Playing off the Goldman Sachs column, Big Journalism blogger Joel Pollak applies Kristof's logic to Kristof's employer. The New York Times Company, Pollak notes, owns About.com, which carries ads for "escort services, strip clubs, and other forms of adult entertainment that Kristof has linked to the underworld of child sex trafficking." The Times "also owns a 49% stake in Metro Boston, a free daily newspaper with left-leaning coverage whose parent company also happens to make money from adult advertising."

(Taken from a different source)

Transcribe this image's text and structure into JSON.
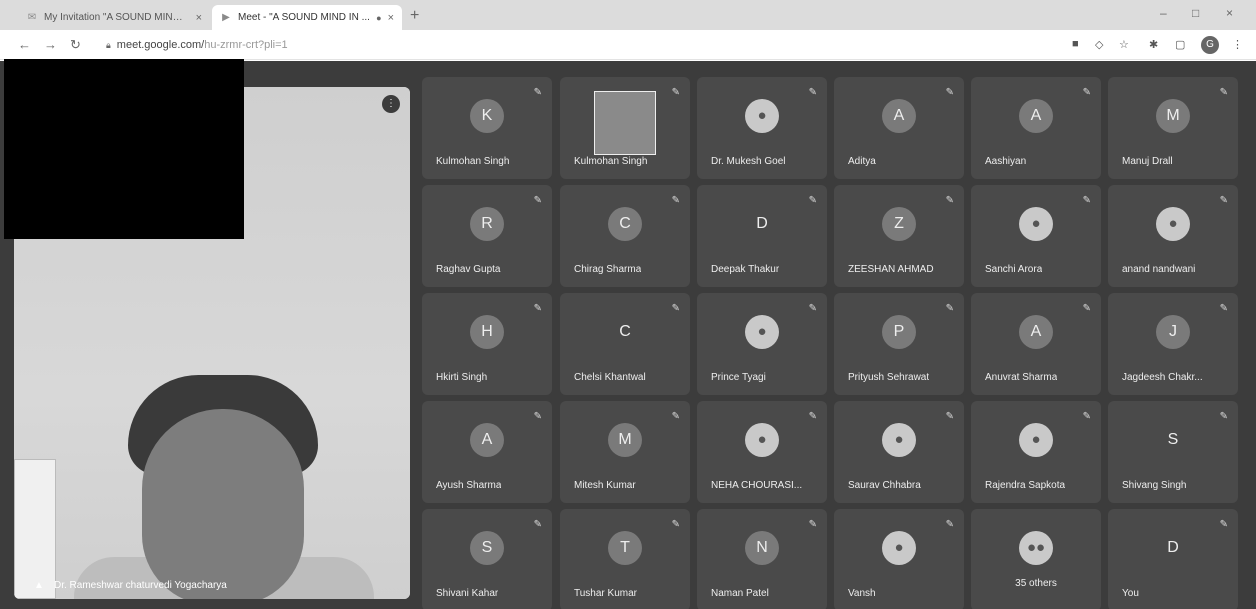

The Times could defend the revenue from these ads by arguing that the services offered are supposed to involve consenting adults only, except that Kristof rejects that defense. "There's no doubt that many escort ads on Backpage are placed by consenting adults," he writes. "But it's equally clear that Backpage plays a major role in the trafficking of minors or women who are coerced." Because some people who advertise in Backpage.com's "adult" section commit these crimes, Kristof says, Village Voice Media will not have clean hands until it shuts the section down. By this standard, his employer is also guilty, and Kristof himself has an indirect financial stake in sex trafficking. Will he stop accepting this dirty money, or will he instead reconsider his sanctimonious, censorious crusade?